Filling out the Texas DWC049 form is an essential step for individuals seeking to schedule a Medical Contested Case Hearing (MCCH). Understanding the key aspects of this process can significantly impact the outcome of a dispute. Here are seven important takeaways:

  • Identify the Type of Hearing: Clearly indicate whether you are appealing a Medical Necessity Decision or a Medical Fee Dispute. This distinction is crucial as it determines the subsequent steps in the process.
  • Include Required Attachments: If you are appealing an Independent Review Organization (IRO) decision, be sure to attach a copy of that decision to your form. This documentation is necessary for your appeal to be considered.
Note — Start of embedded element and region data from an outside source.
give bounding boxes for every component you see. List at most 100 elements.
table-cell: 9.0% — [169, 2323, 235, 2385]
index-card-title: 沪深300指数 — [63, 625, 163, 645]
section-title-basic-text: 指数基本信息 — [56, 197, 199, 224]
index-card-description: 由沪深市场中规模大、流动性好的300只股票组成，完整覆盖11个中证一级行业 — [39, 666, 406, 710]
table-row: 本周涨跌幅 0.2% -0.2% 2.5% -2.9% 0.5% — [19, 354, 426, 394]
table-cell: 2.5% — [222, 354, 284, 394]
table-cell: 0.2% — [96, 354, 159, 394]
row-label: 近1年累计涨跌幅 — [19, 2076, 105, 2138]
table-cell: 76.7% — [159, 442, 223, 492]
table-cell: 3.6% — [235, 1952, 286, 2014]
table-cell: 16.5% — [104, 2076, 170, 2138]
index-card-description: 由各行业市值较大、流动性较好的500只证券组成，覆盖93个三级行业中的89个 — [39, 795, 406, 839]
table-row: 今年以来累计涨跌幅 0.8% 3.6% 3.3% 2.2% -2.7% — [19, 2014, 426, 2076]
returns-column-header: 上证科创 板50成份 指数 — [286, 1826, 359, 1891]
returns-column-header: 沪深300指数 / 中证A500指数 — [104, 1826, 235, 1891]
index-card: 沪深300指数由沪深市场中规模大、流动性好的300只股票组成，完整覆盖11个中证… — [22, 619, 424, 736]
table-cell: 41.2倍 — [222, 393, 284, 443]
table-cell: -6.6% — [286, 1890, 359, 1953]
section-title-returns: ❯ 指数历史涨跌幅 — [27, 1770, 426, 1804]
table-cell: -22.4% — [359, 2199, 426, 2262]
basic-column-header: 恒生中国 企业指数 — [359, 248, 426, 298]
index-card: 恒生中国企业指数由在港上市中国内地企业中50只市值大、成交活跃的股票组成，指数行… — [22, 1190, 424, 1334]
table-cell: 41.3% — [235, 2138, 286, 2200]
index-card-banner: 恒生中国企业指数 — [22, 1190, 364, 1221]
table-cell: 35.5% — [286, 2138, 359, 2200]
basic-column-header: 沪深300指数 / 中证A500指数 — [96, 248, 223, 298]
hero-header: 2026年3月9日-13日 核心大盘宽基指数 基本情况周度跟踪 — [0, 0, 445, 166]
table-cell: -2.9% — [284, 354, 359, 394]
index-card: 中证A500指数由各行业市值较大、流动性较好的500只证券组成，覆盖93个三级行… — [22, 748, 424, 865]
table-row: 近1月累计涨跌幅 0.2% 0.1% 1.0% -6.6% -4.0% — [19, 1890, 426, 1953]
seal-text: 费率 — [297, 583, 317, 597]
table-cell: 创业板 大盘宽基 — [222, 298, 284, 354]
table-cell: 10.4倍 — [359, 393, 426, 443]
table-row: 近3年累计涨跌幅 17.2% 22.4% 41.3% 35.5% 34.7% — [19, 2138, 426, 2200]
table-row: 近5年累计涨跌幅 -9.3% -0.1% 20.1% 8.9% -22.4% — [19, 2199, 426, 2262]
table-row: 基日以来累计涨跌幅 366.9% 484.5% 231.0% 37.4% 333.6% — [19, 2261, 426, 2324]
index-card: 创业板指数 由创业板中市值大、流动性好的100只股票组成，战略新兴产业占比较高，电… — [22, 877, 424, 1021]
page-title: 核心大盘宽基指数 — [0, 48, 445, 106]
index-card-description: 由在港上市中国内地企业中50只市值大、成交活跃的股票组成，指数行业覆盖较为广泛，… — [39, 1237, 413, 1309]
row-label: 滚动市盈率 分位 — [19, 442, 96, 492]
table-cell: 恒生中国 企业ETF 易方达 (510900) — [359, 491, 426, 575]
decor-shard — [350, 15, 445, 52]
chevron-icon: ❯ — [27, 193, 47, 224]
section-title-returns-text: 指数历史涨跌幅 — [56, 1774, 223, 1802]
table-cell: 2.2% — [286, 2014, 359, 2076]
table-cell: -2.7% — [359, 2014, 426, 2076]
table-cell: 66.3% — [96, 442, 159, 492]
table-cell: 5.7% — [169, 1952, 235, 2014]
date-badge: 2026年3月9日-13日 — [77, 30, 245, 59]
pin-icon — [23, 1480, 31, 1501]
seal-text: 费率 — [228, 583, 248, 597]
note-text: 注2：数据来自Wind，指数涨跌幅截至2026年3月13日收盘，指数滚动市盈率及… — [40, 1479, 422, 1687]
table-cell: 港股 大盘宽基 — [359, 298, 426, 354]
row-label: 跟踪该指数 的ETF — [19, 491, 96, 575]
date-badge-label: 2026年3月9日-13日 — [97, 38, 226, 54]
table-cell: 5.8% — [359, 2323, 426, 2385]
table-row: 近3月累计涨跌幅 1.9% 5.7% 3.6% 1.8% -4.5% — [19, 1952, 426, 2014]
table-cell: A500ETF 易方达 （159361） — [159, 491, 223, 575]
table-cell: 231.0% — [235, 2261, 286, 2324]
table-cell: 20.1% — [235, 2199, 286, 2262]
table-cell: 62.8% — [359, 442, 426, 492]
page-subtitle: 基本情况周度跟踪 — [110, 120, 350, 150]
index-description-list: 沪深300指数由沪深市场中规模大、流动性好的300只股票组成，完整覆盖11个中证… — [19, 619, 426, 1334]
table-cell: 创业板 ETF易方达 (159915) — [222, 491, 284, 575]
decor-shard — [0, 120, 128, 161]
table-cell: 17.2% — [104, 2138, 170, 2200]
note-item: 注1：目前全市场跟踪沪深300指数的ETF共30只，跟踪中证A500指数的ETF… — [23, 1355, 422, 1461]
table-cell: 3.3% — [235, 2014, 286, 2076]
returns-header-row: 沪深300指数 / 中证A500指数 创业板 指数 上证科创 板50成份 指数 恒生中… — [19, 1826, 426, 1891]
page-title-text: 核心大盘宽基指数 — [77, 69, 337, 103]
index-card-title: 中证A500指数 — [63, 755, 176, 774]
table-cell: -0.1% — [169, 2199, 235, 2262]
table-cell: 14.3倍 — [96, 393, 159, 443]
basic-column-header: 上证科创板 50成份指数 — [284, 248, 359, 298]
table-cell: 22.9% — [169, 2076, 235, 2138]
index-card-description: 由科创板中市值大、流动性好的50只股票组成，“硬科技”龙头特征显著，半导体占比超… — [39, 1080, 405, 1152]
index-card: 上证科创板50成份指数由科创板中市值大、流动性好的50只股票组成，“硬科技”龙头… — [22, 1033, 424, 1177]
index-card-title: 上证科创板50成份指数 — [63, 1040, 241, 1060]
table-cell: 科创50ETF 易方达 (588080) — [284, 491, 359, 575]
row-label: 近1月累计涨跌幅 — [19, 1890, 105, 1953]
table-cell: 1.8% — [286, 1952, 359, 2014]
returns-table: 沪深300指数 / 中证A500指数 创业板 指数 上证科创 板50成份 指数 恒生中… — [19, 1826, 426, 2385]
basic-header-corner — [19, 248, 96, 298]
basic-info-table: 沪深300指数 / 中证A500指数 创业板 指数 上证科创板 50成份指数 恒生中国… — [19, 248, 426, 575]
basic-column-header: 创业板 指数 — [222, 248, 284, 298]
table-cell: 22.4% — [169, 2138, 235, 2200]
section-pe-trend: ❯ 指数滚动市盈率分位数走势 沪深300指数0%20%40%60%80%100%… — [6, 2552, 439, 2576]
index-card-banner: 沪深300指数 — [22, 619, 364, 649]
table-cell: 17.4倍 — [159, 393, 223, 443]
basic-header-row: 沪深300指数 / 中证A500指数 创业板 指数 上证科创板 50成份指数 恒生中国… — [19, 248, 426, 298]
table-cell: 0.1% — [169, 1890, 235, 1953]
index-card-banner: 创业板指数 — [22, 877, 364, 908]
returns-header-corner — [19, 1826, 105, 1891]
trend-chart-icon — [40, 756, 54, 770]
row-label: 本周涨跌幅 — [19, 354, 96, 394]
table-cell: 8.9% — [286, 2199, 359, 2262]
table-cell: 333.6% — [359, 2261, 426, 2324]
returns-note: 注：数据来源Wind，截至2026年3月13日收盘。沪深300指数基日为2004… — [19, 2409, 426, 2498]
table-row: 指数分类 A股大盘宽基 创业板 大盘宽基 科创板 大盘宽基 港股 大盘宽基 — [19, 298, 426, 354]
  • Understand Reimbursement Obligations: If you are the non-prevailing party in a SOAH appeal, you will be required to reimburse the Texas Department of Insurance, Division of Workers’ Compensation (TDI-DWC) for associated costs. This obligation does not extend to injured employees.
  • Provide Complete Information: Fill out all requested fields accurately, including the injured employee's name, date of injury, and contact information. An incomplete form may delay the scheduling of your hearing.
  • Know the Filing Deadlines: Submit the DWC049 form within 20 days after the Benefit Review Conference for Medical Fee Disputes, or within 20 days after receiving the IRO decision for Medical Necessity Disputes. Missing these deadlines can jeopardize your case.
  • Consider Special Accommodations: If you require accommodations under the Americans with Disabilities Act (ADA), indicate this on the form. The TDI-DWC will provide necessary adjustments to facilitate your participation in the hearing.
  • Prepare for Attendance: Attendance at the MCCH is crucial. Failing to appear could lead to unfavorable outcomes, including penalties. It is advisable for the injured employee to attend, regardless of who requested the hearing.

By keeping these takeaways in mind, individuals can navigate the complexities of the DWC049 form more effectively, ensuring a smoother process in resolving their medical disputes.